In the Wall Street Journal yesterday, Mary Anastasia O’Grady wrote that cables released by WikiLeaks show that the administration knew Honduran President Manuel Zelaya had threatened Honduran democracy — but supported him in order to offer President Obama a “bonding opportunity” with Venezuelan President Hugo Chavez and a chance to ingratiate himself with Latin America’s hard left.
O’Grady believes this helps explain why the administration went to such extremes to try to force Zelaya’s reinstatement despite the obvious remedy once the Honduran Congress and Supreme Court had upheld his removal for attempting to thwart the election of his successor — hold the already scheduled election between the already duly-chosen candidates, on the date already set, which was only a few months away.
I have a simpler explanation — not inconsistent with O’Grady’s analysis but closer to the common theme in Obama’s foreign policy in other areas. The day after Zelaya was removed, Obama pronounced it a “coup.” That snap judgment remained American policy even as more and more facts contradicting Obama’s description emerged. After months pushing a reinstatement that virtually every element of Honduran political and civil society opposed, and even though the proper and practical solution was apparent, Obama still engaged in mystifying diplomacy, cutting off aid to a poverty-stricken ally. Three months into the “crisis,” State Department spokesman P.J. Crowley made this statement about the Honduran government’s intent to hold its election:
There’s a sense that the de facto regime was thinking, if we can just get to an election, that this would absolve them of all their sins. And we’re saying, clearly, that is not the case.
Crowley asserted the election the Honduran legislature and judiciary sought to preserve would not “absolve” them of “all their sins.” Honduras had apparently offended some sort of god.
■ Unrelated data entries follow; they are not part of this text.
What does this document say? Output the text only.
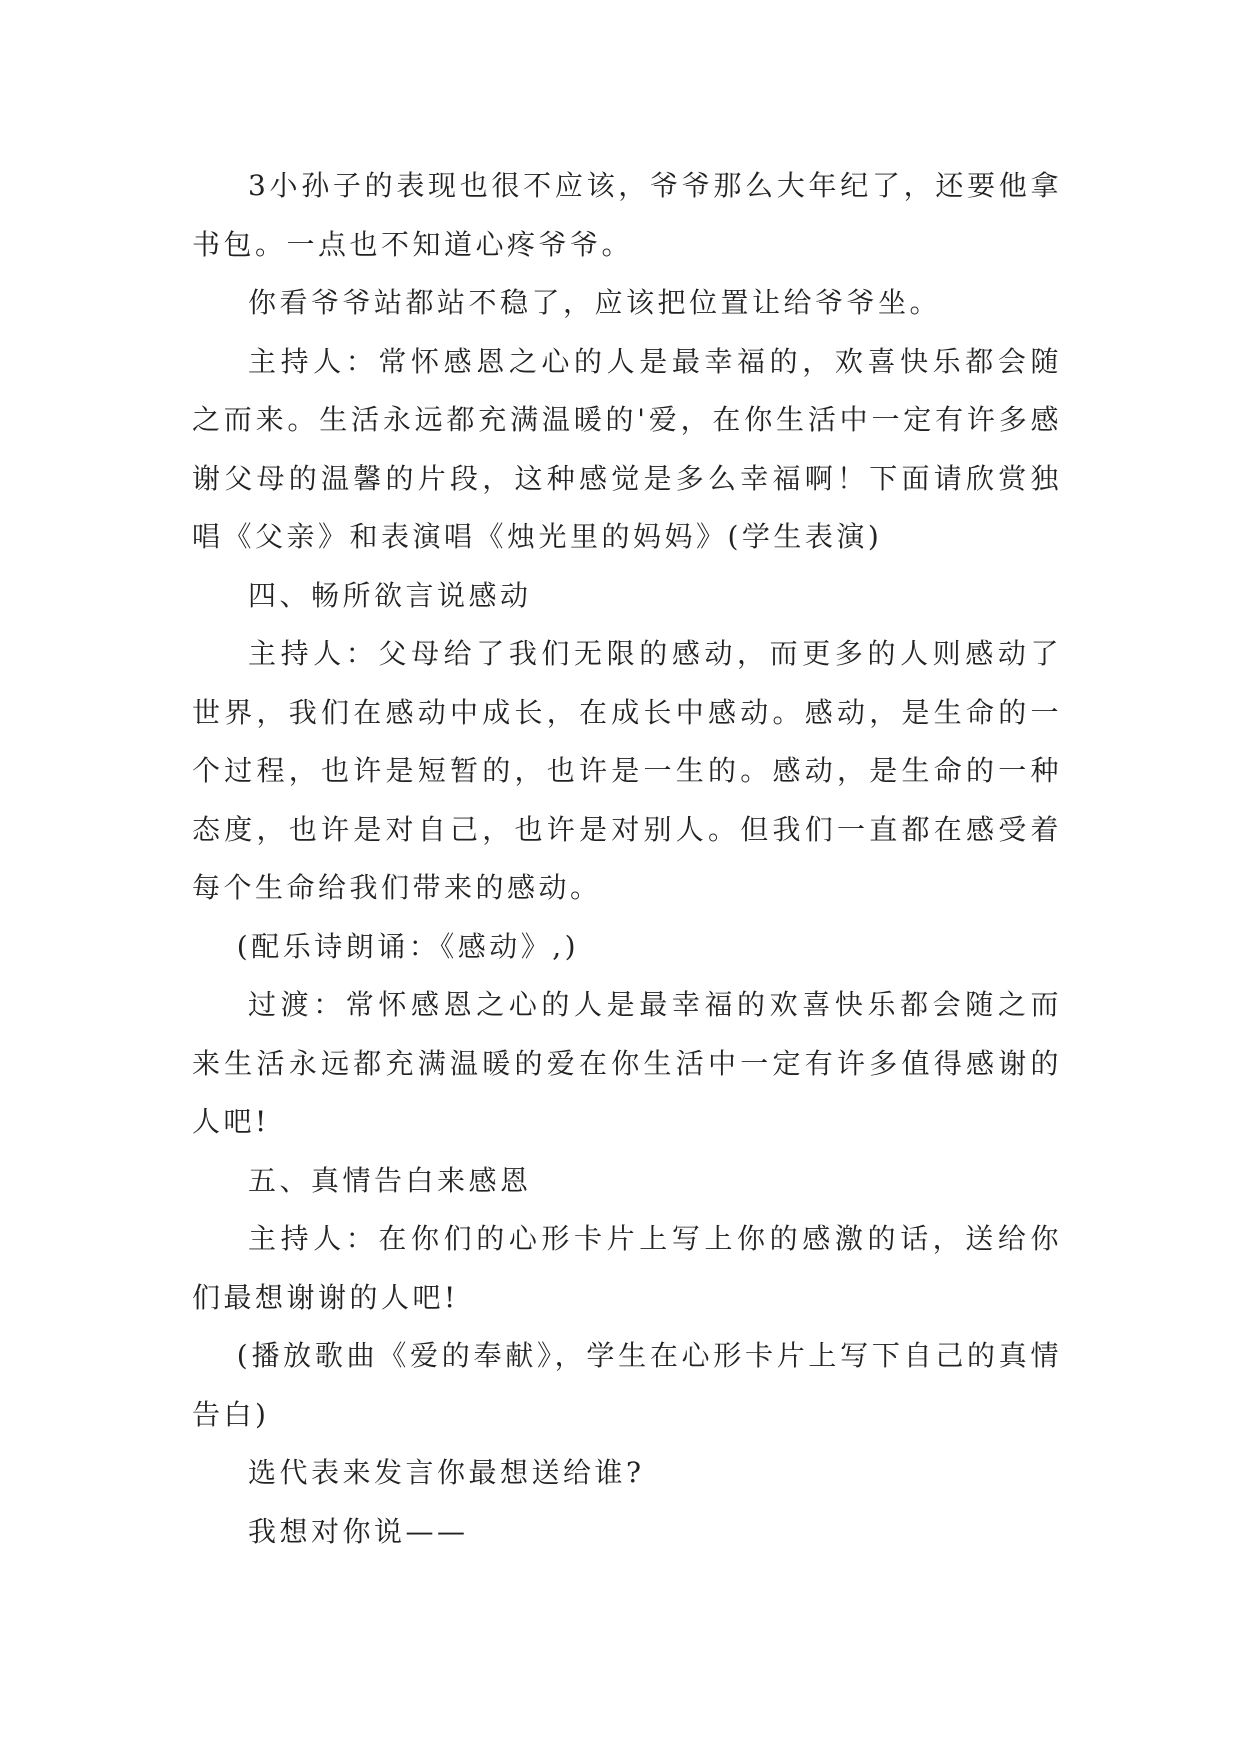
3小孙子的表现也很不应该，爷爷那么大年纪了，还要他拿书包。一点也不知道心疼爷爷。

你看爷爷站都站不稳了，应该把位置让给爷爷坐。

主持人：常怀感恩之心的人是最幸福的，欢喜快乐都会随之而来。生活永远都充满温暖的'爱，在你生活中一定有许多感谢父母的温馨的片段，这种感觉是多么幸福啊！下面请欣赏独唱《父亲》和表演唱《烛光里的妈妈》(学生表演)

四、畅所欲言说感动

主持人：父母给了我们无限的感动，而更多的人则感动了世界，我们在感动中成长，在成长中感动。感动，是生命的一个过程，也许是短暂的，也许是一生的。感动，是生命的一种态度，也许是对自己，也许是对别人。但我们一直都在感受着每个生命给我们带来的感动。

(配乐诗朗诵：《感动》,)

过渡：常怀感恩之心的人是最幸福的欢喜快乐都会随之而来生活永远都充满温暖的爱在你生活中一定有许多值得感谢的人吧!

五、真情告白来感恩

主持人：在你们的心形卡片上写上你的感激的话，送给你们最想谢谢的人吧!

(播放歌曲《爱的奉献》，学生在心形卡片上写下自己的真情告白)

选代表来发言你最想送给谁?

我想对你说——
Obama brought to the Oval Office a self-regard probably unmatched in American history. He apologized for his country while praising it for electing him. He thought that Iran could be handled with his outstretched hand; that a foreign head of state should receive an iPod with his speeches on it; that a video of him was sufficient for the Berlin Wall anniversary; that a prime minister should be summoned to the White House after-hours without press or pictures; that a Palestinian state would be created because this time they had Him. Russia and China were treated with respect, as was Iran, even as it held a fraudulent election and blew through his successive “deadlines.” But allies such as Poland, the Czech Republic, Georgia, Israel, and Britain were treated differently.
What was visited upon Honduras last year was of a piece.